Kitamura T, Yoshioka K, Ehara M, Akedo H
Gastroenterology. 1977 Jul;73(1):46-51.
Characteristics of a macroamylase that was considered not to be formed by the binding of normal amylase to immunoglobulins were studied. The macroamylase was reversibly dissociated into apparently normal amylase by treating the macroamylasemic serum with guanidine hydrochloride. Concanavalin A precipitated a large portion of the macroamylase. When the macroamylase was purified by affinity chromatography using an insoluble starch polymer at neutral pH, a considerable dissociation of the enzyme into apparently normal amylase was observed with the purified preparation. Such dissociation of the macroamylase was demonstrated by briefly incubating the patient's serum with a low-molecular weight starch, a substrate of the enzyme. This dissociated enzyme showed upon electrophoresis essentially the same isozymic pattern as that of normal serum amylase. When the patient's serum was incubated with the low molecular weight starch for a prolonged period to hydrolyze the starch completely and was dialyzed, reconstitution of macroamylase resulted. The amylase-binding substance(s) that is supposed to be involved in the formation of macroamylase was found to release when the enzyme was adsorbed on the insoluble starch polymer at 0 degrees C. The present results strongly suggest that the amylase-binding substance(s), probably polysaccharide(s) or glycoprotein(s), binds to the substrate-binding site of normal amylase to form a macroamylase complex.

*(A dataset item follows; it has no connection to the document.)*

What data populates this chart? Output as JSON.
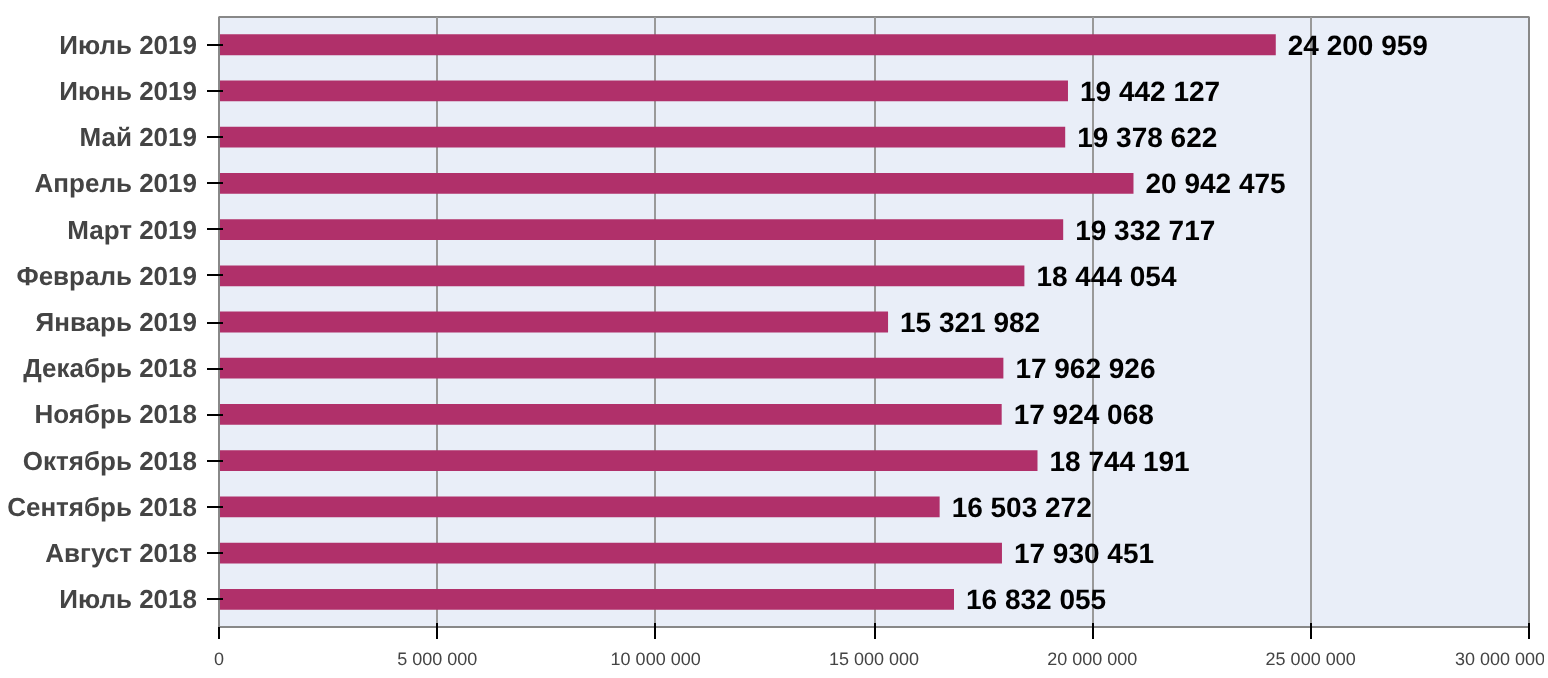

对一种被认为不是由正常淀粉酶与免疫球蛋白结合形成的巨淀粉酶的特性进行了研究。通过用盐酸胍处理巨淀粉酶血症血清,巨淀粉酶可逆地解离为明显正常的淀粉酶。伴刀豆球蛋白A沉淀了大部分巨淀粉酶。当在中性pH下使用不溶性淀粉聚合物通过亲和色谱法纯化巨淀粉酶时,在纯化制剂中观察到该酶大量解离为明显正常的淀粉酶。通过将患者血清与低分子量淀粉(该酶的一种底物)短暂孵育,证明了巨淀粉酶的这种解离。这种解离的酶在电泳时显示出与正常血清淀粉酶基本相同的同工酶模式。当将患者血清与低分子量淀粉长时间孵育以完全水解淀粉并进行透析时,会导致巨淀粉酶的重新形成。当酶在0℃吸附在不溶性淀粉聚合物上时,发现 supposed to be involved in the formation of macroamylase的淀粉酶结合物质(s)会释放。目前的结果有力地表明,淀粉酶结合物质(s),可能是多糖或糖蛋白,与正常淀粉酶的底物结合位点结合形成巨淀粉酶复合物。